His service was short-lived. Treviño was discharged from the US Army in 1968 with a Purple Heart and a right arm rendered unusable by a detonated land mine.

“The chaplains,” he told Head, “would come and pray and try to say something, and I was like, ‘Please, just leave me alone. I never did anything wrong. I feel like I’m being punished. I thought God gave me all this ability to paint and all that. Now I can’t do anything.’”

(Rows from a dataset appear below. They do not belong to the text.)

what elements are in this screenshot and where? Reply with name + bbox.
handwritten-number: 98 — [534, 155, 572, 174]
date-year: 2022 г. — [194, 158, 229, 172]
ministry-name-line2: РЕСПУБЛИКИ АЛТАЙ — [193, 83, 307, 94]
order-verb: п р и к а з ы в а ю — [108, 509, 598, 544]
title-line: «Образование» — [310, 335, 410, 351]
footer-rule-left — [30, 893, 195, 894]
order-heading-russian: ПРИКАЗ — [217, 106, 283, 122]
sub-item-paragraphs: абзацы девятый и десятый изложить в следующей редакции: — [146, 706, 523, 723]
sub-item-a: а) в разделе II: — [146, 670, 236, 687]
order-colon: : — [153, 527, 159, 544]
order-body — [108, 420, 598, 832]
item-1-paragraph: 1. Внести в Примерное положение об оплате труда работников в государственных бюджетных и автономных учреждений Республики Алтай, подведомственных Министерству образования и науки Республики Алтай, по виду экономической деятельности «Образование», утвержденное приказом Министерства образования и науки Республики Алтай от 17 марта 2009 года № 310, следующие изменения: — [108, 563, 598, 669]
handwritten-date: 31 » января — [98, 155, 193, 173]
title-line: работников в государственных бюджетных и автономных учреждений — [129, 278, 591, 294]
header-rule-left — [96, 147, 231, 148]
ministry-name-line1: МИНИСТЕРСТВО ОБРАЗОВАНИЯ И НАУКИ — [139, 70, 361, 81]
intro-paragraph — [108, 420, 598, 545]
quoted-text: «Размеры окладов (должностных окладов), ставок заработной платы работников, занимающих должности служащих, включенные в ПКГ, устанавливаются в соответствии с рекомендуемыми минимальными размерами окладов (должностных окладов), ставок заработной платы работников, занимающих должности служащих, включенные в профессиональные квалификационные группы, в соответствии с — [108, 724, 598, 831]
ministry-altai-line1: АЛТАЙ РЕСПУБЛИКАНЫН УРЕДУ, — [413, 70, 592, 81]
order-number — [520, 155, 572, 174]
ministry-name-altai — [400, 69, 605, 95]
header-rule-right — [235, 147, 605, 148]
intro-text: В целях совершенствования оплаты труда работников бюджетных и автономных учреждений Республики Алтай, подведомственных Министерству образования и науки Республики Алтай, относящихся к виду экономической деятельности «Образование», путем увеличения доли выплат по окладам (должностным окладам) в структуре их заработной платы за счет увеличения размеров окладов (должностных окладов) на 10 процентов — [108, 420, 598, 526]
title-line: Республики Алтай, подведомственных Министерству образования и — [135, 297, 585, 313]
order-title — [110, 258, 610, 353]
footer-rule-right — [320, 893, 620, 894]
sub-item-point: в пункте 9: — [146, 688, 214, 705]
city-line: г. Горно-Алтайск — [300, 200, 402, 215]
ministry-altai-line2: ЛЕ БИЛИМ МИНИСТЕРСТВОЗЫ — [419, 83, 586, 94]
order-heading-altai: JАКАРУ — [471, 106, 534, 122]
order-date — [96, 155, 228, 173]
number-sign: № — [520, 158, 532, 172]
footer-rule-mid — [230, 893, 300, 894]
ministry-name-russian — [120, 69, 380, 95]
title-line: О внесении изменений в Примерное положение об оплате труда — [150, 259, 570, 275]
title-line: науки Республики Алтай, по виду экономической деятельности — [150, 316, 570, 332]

But another wounded veteran, Armando Albarran, began visiting him. Albarran, according to Treviño’s biography, was from the city’s West Side too, and he had lost his legs in the war. He encouraged Treviño to enroll in art classes at San Antonio College. It was a difficult re-education, but Treviño’s painting technique and imagination returned: he covered his bedroom wall with a dreamlike mural titled Mi Vida. In it, mementos of his service—his Purple Heart, a prosthetic hand, a painkiller—obscure his self-portrait. That painting was eventually extracted and acquired by the Smithsonian. 

Even a quick drive through San Antonio reveals Treviño’s legacy. Spirit of Healing, a tiled mural depicting a child comforted by angel, decorates the facade of the Children’s Hospital. At the Guadalupe Cultural Arts Center, he created a massive ceramic mural in the shape of a votive candle, or veladora, with its brilliant red flame—visible for miles—facing the neighborhood. 

“I want to do things with a lot of permanence,” Treviño once said, adding, “I’ve learned things as an artist.”